High-dimensional regression with a count response

Or Zilberman,Felix Abramovich
2024-09-13
Abstract:We consider high-dimensional regression with a count response modeled by Poisson or negative binomial generalized linear model (GLM). We propose a penalized maximum likelihood estimator with a properly chosen complexity penalty and establish its adaptive minimaxity across models of various sparsity. To make the procedure computationally feasible for high-dimensional data we consider its LASSO and SLOPE convex surrogates. Their performance is illustrated through simulated and real-data examples.
Methodology,Statistics Theory
What problem does this paper attempt to address?
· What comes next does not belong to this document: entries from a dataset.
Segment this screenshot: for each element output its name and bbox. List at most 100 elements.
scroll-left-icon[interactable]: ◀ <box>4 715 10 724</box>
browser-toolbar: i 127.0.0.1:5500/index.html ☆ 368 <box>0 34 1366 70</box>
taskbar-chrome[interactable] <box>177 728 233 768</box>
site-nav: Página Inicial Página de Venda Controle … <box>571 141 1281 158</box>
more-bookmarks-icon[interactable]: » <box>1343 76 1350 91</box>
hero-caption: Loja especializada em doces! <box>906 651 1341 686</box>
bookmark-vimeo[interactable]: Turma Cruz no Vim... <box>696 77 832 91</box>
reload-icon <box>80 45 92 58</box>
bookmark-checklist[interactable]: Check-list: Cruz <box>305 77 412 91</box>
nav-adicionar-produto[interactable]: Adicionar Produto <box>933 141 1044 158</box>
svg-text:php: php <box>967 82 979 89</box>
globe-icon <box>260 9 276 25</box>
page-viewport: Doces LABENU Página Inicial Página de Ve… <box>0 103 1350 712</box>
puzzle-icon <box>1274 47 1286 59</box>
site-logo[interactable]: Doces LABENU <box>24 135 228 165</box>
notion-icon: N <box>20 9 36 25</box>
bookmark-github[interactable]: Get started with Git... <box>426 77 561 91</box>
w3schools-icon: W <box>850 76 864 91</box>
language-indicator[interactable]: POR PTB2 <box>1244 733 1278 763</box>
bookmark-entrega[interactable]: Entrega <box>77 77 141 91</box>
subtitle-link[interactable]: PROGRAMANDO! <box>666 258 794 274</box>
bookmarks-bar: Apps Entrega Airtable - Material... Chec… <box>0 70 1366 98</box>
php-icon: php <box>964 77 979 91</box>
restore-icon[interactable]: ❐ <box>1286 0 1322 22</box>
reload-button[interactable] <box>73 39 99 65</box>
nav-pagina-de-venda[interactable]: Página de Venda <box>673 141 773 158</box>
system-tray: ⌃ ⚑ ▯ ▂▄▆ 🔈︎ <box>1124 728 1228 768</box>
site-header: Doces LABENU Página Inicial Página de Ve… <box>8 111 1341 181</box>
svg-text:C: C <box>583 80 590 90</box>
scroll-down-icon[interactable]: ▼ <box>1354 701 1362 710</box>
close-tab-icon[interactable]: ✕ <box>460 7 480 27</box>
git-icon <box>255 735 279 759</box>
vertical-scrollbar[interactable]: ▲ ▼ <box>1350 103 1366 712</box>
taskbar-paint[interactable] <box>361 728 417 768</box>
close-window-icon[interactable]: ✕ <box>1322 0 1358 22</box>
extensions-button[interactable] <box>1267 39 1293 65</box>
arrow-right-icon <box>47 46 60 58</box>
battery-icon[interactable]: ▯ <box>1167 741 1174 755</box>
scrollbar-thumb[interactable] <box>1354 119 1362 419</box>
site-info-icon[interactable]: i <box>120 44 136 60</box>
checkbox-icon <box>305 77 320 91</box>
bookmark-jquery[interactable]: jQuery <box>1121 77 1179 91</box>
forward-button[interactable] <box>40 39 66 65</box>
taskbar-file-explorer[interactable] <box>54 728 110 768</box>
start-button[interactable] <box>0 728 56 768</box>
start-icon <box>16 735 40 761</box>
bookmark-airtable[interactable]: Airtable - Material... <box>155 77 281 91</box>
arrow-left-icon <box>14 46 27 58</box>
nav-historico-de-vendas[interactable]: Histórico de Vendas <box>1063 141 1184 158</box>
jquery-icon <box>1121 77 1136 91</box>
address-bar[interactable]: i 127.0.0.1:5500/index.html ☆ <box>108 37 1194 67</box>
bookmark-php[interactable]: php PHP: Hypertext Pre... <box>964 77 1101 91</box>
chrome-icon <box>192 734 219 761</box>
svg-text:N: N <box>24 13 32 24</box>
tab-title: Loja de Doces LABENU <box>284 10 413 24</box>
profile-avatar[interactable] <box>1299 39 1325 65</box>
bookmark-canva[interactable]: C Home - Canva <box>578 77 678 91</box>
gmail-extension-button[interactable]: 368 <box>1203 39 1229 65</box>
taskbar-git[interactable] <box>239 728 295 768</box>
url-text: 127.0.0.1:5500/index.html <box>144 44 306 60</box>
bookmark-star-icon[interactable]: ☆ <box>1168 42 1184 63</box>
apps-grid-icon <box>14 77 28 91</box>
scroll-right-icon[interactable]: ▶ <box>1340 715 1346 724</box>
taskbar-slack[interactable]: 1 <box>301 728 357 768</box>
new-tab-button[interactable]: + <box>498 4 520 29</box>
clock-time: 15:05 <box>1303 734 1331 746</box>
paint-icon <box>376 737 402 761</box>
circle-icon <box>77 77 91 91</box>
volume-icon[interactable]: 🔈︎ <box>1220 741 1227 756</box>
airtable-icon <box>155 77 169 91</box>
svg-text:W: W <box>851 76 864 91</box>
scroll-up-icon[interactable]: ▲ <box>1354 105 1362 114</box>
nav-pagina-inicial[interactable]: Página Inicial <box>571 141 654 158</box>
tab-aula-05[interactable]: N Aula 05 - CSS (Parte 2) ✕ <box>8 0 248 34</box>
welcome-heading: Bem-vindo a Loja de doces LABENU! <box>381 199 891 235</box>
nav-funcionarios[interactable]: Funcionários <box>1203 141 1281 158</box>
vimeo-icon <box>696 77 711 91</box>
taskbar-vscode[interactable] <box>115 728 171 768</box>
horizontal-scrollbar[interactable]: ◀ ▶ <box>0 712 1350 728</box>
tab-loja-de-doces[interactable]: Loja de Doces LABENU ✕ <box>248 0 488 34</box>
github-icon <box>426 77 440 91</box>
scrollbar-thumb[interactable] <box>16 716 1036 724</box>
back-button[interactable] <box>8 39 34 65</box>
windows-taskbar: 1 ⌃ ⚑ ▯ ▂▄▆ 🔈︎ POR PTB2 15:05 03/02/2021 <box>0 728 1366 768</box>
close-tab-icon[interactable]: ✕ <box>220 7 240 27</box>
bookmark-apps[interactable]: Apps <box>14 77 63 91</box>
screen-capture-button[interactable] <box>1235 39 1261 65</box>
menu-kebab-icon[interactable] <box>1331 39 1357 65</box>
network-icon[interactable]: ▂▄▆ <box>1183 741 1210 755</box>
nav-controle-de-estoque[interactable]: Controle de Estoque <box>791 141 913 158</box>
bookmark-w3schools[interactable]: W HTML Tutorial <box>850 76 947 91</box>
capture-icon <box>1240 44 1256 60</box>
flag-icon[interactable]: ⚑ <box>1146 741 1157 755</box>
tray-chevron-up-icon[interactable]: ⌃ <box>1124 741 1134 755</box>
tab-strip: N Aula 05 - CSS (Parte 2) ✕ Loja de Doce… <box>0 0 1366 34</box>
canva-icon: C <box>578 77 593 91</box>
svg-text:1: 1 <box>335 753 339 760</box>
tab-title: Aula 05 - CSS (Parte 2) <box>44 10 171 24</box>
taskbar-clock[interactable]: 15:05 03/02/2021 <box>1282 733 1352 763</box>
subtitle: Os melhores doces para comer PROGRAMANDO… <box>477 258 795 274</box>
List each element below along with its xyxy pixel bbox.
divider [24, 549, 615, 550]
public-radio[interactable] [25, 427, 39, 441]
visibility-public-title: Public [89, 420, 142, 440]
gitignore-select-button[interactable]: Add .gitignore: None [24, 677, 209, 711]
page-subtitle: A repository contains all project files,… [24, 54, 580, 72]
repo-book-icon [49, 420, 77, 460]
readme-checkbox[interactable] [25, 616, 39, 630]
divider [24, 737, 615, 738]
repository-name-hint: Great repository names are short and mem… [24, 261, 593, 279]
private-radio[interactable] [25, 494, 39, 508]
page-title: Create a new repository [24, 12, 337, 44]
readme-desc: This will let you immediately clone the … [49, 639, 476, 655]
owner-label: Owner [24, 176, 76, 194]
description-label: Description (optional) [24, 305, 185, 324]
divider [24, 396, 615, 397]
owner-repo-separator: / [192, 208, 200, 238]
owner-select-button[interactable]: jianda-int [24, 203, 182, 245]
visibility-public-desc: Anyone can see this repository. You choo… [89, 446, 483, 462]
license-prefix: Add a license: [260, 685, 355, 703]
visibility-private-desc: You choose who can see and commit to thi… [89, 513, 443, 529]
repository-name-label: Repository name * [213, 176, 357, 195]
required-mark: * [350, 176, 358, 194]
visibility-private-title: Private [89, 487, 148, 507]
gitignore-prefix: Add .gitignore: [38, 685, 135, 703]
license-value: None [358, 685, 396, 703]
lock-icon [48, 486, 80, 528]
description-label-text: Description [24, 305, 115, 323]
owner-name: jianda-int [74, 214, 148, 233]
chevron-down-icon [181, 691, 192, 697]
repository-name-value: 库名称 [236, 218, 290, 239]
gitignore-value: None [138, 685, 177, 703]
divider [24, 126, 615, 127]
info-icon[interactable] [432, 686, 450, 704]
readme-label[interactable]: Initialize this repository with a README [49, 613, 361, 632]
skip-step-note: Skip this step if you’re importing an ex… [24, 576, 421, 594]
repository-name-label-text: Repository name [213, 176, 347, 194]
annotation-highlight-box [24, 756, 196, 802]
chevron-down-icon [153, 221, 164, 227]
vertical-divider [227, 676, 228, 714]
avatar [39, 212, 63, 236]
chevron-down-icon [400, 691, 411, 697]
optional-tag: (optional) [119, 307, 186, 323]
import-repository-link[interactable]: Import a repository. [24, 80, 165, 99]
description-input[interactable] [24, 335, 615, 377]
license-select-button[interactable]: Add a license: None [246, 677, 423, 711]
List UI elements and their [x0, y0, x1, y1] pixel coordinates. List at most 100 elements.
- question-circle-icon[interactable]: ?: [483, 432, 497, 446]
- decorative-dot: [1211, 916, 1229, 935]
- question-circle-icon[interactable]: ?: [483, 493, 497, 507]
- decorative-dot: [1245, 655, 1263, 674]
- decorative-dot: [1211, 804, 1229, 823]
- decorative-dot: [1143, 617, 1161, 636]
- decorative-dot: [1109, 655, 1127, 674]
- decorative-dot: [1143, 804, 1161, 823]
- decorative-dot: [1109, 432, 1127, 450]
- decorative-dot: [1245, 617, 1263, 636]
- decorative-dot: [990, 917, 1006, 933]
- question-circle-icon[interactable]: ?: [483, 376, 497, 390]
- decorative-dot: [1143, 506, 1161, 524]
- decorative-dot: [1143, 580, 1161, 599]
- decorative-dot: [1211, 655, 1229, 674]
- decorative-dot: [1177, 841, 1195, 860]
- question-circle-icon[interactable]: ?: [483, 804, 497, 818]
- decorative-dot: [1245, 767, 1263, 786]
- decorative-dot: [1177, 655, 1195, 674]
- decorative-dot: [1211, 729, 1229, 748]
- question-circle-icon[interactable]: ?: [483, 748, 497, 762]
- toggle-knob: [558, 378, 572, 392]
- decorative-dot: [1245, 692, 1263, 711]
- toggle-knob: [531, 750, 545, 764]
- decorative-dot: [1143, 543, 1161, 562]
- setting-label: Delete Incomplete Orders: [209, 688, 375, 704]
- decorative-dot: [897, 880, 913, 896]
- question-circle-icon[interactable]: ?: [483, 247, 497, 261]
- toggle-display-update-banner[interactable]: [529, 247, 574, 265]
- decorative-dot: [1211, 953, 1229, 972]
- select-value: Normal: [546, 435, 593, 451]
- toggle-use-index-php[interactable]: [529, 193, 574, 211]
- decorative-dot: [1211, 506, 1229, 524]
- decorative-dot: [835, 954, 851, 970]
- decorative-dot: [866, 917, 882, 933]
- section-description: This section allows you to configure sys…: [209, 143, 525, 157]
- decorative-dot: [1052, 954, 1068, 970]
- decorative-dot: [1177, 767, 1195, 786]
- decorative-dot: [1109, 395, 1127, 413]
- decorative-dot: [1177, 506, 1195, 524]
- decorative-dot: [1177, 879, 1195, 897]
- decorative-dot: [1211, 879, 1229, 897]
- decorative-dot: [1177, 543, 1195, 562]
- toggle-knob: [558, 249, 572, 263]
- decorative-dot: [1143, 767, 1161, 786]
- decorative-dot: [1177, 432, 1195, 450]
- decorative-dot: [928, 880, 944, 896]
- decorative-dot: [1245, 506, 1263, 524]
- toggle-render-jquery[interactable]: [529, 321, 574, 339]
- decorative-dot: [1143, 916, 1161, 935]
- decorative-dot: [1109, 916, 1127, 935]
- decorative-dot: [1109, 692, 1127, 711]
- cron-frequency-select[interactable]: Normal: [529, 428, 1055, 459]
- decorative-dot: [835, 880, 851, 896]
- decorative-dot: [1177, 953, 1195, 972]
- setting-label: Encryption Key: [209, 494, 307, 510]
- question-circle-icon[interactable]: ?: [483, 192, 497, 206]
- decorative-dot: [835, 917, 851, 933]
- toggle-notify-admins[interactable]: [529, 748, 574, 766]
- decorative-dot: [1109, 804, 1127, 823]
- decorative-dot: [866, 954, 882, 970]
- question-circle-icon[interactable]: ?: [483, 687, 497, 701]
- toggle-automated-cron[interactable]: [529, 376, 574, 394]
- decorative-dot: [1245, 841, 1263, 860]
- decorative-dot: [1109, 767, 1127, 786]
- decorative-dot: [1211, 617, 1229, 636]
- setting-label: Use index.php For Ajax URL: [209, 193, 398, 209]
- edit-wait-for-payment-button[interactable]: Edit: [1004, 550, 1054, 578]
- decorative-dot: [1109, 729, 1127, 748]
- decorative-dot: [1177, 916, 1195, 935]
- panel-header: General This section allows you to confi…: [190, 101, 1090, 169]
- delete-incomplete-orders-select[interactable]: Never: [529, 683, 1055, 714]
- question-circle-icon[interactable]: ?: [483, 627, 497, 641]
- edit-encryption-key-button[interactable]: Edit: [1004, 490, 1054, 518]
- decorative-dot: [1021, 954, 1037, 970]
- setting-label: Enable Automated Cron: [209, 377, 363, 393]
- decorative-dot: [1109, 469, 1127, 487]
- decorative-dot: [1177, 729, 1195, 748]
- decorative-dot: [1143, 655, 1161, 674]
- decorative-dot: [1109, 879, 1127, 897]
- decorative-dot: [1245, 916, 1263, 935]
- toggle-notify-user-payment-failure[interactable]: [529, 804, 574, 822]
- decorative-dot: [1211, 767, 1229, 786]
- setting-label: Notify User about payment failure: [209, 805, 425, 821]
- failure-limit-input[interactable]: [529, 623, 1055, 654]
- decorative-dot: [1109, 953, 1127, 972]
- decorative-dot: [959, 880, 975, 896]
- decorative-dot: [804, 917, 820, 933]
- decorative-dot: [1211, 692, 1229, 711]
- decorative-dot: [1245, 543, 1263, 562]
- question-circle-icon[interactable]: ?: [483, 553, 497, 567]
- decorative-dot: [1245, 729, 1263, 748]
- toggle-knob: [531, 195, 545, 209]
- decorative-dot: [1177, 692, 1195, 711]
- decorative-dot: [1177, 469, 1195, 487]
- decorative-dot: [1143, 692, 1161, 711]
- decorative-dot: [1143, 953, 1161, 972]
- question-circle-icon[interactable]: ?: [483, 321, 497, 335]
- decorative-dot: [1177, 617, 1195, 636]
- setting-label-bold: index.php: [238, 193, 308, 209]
This paper aims to solve the high - dimensional count - response regression problem. Specifically, the paper focuses on how to conduct effective regression analysis when the response variable is count data (for example, the number of times an event occurs) and the number of features (\(d\)) is much larger than the sample size (\(n\)). In this case, traditional regression methods are often difficult to be directly applied because the "curse of dimensionality" problem brought by high - dimensional data will lead to model over - fitting or unacceptable computational complexity. To solve this problem, the author proposes several methods: 1. **Penalized maximum likelihood estimation**: Select the model by introducing an appropriate complexity penalty term to achieve adaptive minimaxity. This method can achieve the optimal Kullback - Leibler risk among models with different degrees of sparsity. 2. **Convex optimization alternatives**: To make the above method computationally feasible in high - dimensional data, the author considers two convex optimization alternatives, LASSO and SLOPE. These methods transform the non - convex model selection problem into a convex optimization problem, making the problem easier to solve. - **LASSO**: Using the L1 - norm as a penalty term, sparse solutions can be obtained, that is, some regression coefficients are zero. - **SLOPE**: Using the ordered L1 - norm as a penalty term can better handle the situation of correlated predictor variables and usually performs better in dense models. 3. **Theoretical and empirical analysis**: The paper not only provides theoretical guarantees but also demonstrates the effectiveness of the proposed methods through simulation experiments and real - data examples. In particular, SLOPE performs well in handling correlated predictor variables and dense models, while LASSO may be too sparse in some cases. In summary, the main contribution of this paper is to provide a method for effectively selecting models in high - dimensional count - data regression and verify its effectiveness through theoretical analysis and empirical research.